As firmly embedded in the miasma of digital culture as we are today, the thrill and spectacle of lights and the moving image still has the ability to conjure a childlike wonder, even in the most heard-hearted urbanites. The Gertrude Street Projection Festival, now in its sixth year, takes that excitement and transports it into the public sphere: the city that surrounds us becomes the screen and we’re given the opportunity to fully inhabit a world of illumination and mystery. This year’s festival will run over 10 days and across 36 sites on and around Gertrude Street.

Festival organiser and co-founder Kym Ortenburg regards the event as an opportunity to “change the familiar to the unexpected through the use of light and colour”, taking everyday spaces and experiences and altering the public’s perception of them. A prime example is Nick Azidis’s work, which will shine onto the 14-storey towers of the Atherton Garden Housing estate (the location of the festival’s opening ceremony), bombarding the site with colour, life and personality. Azidis features alongside artists such as Victoria Johnson, I and The Others, Yandell Walton and Freya Pitt, whose works will all occupy different areas around the neighbourhood. Many of the creative minds behind the projections may already be familiar to keen-eyed adventurers – White Night Melbourne’s architectural displays drew from the same talented pool.

For those wary of the winter chill, fear not. This year’s festival also features the inaugural Festival Hub, located upstairs at Gertrude’s Brown Couch – a space for espresso martinis, music, ideas and presentations. The Hub, as the name suggests, serves as an ideal base from which the festival can be explored. Ortenburg says that, although the block between Napier and George Streets will be “a real focal point”, there has been a concerted effort to include as much of the neighbourhood as possible, both indoors and out, with projections inside Left, Ladro and Gertrude Street Enoteca appearing alongside work that runs along buildings, over trees and into the streets themselves.
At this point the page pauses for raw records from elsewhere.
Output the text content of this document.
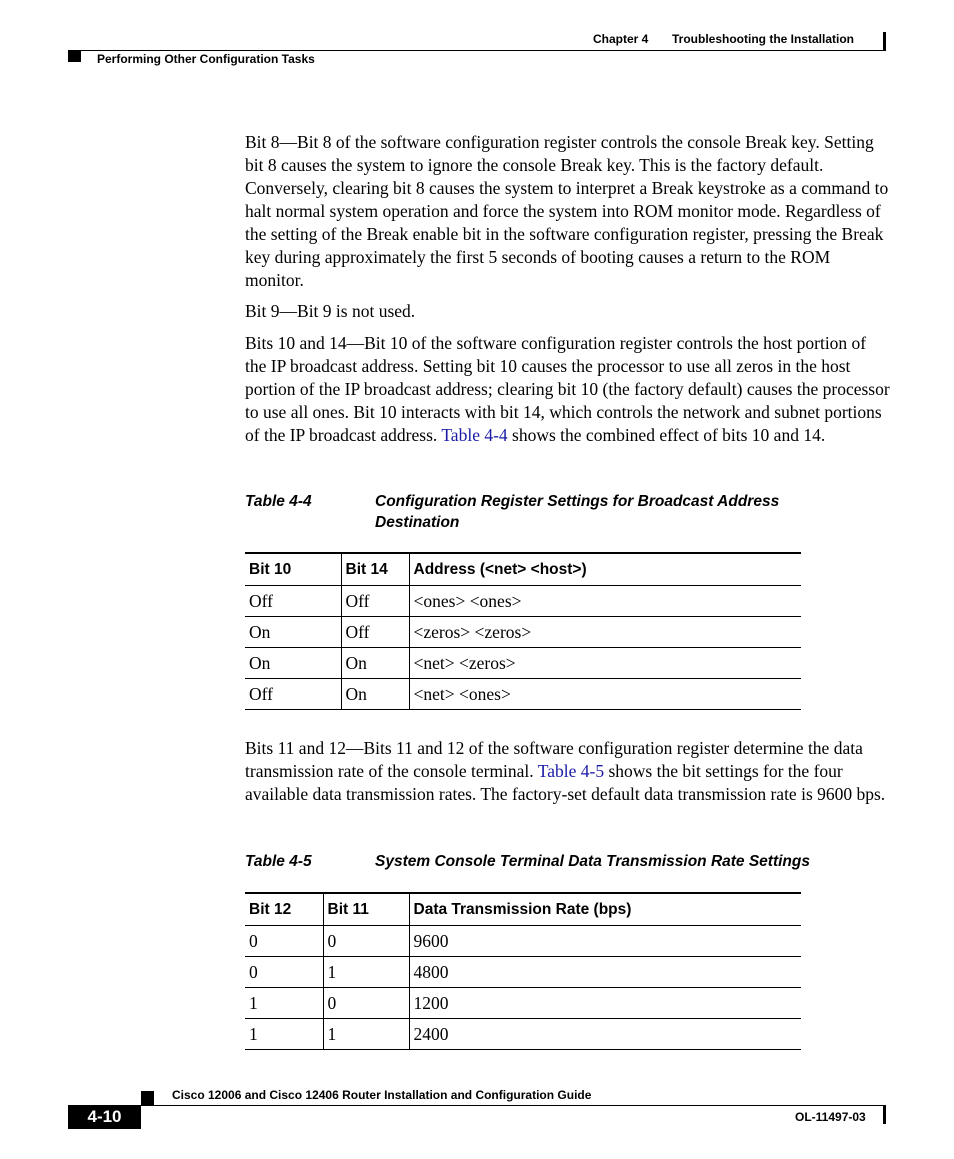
Chapter 4 Troubleshooting the Installation
Performing Other Configuration Tasks

Bit 8—Bit 8 of the software configuration register controls the console Break key. Setting bit 8 causes the system to ignore the console Break key. This is the factory default. Conversely, clearing bit 8 causes the system to interpret a Break keystroke as a command to halt normal system operation and force the system into ROM monitor mode. Regardless of the setting of the Break enable bit in the software configuration register, pressing the Break key during approximately the first 5 seconds of booting causes a return to the ROM monitor.

Bit 9—Bit 9 is not used.

Bits 10 and 14—Bit 10 of the software configuration register controls the host portion of the IP broadcast address. Setting bit 10 causes the processor to use all zeros in the host portion of the IP broadcast address; clearing bit 10 (the factory default) causes the processor to use all ones. Bit 10 interacts with bit 14, which controls the network and subnet portions of the IP broadcast address. Table 4-4 shows the combined effect of bits 10 and 14.

Table 4-4	Configuration Register Settings for Broadcast Address Destination
Bit 10	Bit 14	Address (<net> <host>)
Off	Off	<ones> <ones>
On	Off	<zeros> <zeros>
On	On	<net> <zeros>
Off	On	<net> <ones>

Bits 11 and 12—Bits 11 and 12 of the software configuration register determine the data transmission rate of the console terminal. Table 4-5 shows the bit settings for the four available data transmission rates. The factory-set default data transmission rate is 9600 bps.

Table 4-5	System Console Terminal Data Transmission Rate Settings
Bit 12	Bit 11	Data Transmission Rate (bps)
0	0	9600
0	1	4800
1	0	1200
1	1	2400
Cisco 12006 and Cisco 12406 Router Installation and Configuration Guide
4-10	OL-11497-03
While the festival has only expanded as the years have passed, Ortenburg recognises that the focus has always been on keeping it “creative and in the community”. And although there are loose plans to take the event to other areas – especially regional Victoria – the neighbourhood that it is illuminating will always be the hero.

The Gertrude Street Projection Festival runs from July 19 to 28, from 6pm to midnight each night. The opening night ceremony begins at 6pm at Atherton Gardens.